Challenge: Simply put, incomes are not keeping pace with the cost of living in many small communities, including those facing above-average unemployment rates. People are having trouble finding work and getting access to the training they need. As a result, for many rural Ontarians it is becoming more difficult to afford housing, transportation and other daily needs.


Proposed Solutions:


  • Basic Income plan 
    • Our plan is modelled off of the Ontario Pilot Program. In Lindsay, ON, one of the pilot sites, Over 1,800 people were benefiting from the program before Doug Ford’s Conservatives cut it.
    • A basic income replaces many administratively complicated social assistance programs with one easy income supplement that ensures recipients are living above the poverty line.
    • There is a growing body of research to suggest that this program saves government time and money and better addresses the needs of the people using the program. 
    • This was the case for Ontario.
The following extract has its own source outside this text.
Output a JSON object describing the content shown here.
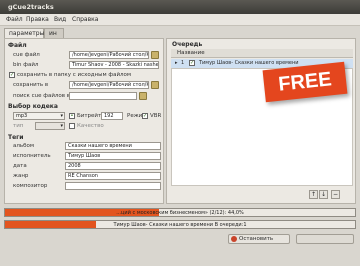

A survey conducted of participants found that 32% of participants surveyed were able to go to school to upgrade their skills and over 20% said that they now could afford transportation to and from work.
    • According to the survey, one participant said: “I even got my license for the first time because of this pilot thing... no work in this city in my field so without this I will be homeless again.” 


  •  Universal Childcare
    • My plan will ensure that communities across Ontario have better access to full time licensed childcare. This will give parents the freedom to invest more time in their business, career or skills training. It will also guarantee that every parent in rural Ontario will have access to high quality early childhood education, a key driver in a child’s future success. 
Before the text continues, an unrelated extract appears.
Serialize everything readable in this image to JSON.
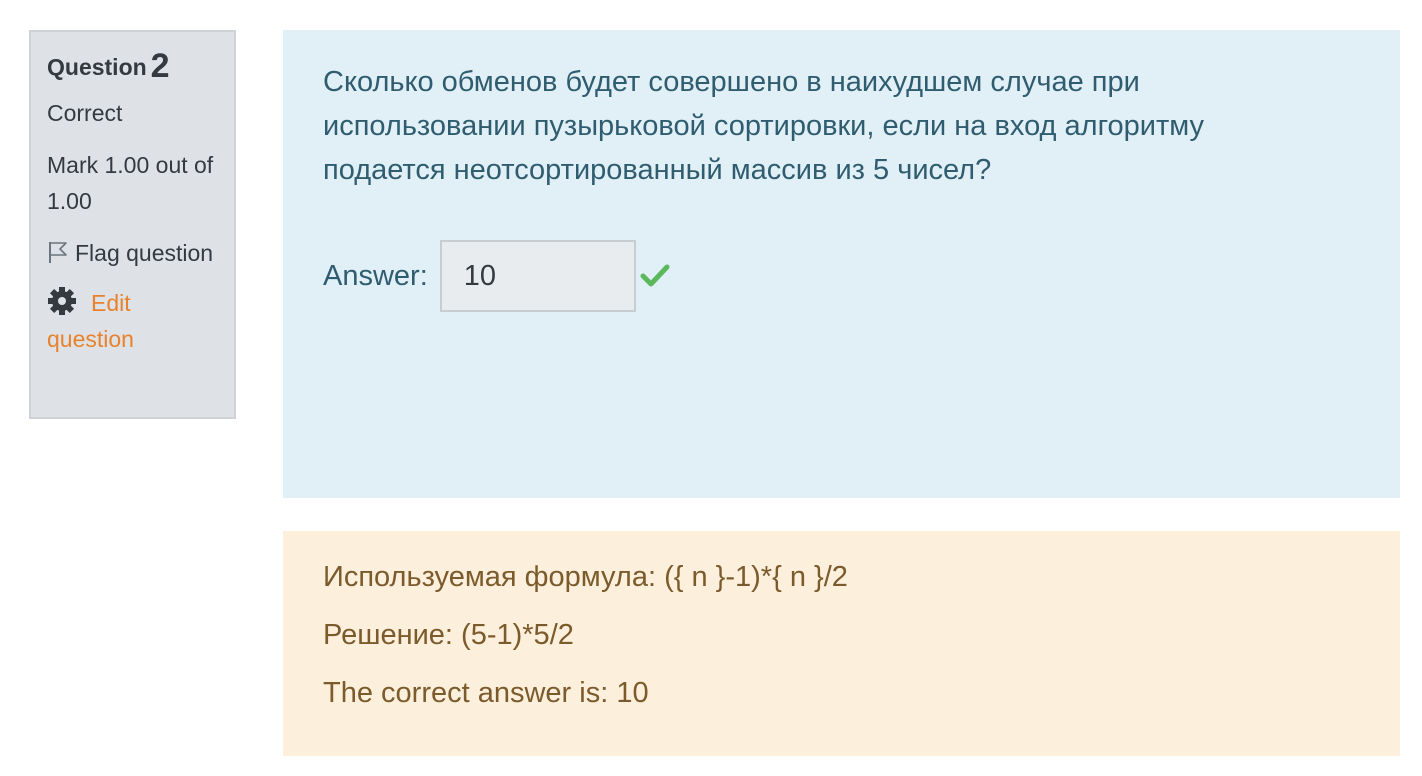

Government Services That Don’t Meet Local Needs 


Challenge: Decisions about how money is being spent are often made with cities and suburbs in mind, but those decisions have profound effects on our smaller communities, often leaving them with critical funding short-falls or insufficient services. 


Proposed Solutions:


  • Learning Together: A Plan to Merge our Catholic and non-Catholic school boards
    • Nowhere is this seen more clearly than in our education system. 
    • Rural Ontarians expect that, regardless of faith, all their children will have access to high-quality public education. 
    • Currently, students in small towns are being bused to neighbouring communities, several kilometers away, just because the publicly funded school in their town excludes them based on their faith. This divides communities, is extremely inefficient, doesn’t benefit the students and is bad for the environment. 
    • My Learning Together plan will ensure that rural communities have access to higher quality education, closer to home, by ensuring that children aren’t separated based on their faith.   
    • It will mean more resources are put into rural classrooms, delivering better outcomes for rural students.


  • High-Quality Internet: 
    • Through the Rural Ontario Development Authority we will seek to partner with the private sector to provide high-quality internet connectivity to all communities. But, If they won’t build it, we’ll build it ourselves
    • If traditional approaches continue to fail to deliver high-quality internet where it is needed, the government would seek to develop a new public utility, The Rural Ontario Internet Provider (ROIP). 
    • The ROIP’s mandate will be to partner with Infrastructure Ontario, large and small telecommunications companies, municipalities, local communities, and other public entities that own land across Ontario (such as Ontario Hydro), to once and for all bring high-speed internet to Ontario’s small communities. 
      • This will be the first public utility in Ontario with an exclusive focus on small communities. 
      • The focus on small communities will also inform the location of staff and administrators of this utility and could be a source of good public sector jobs for smaller communities.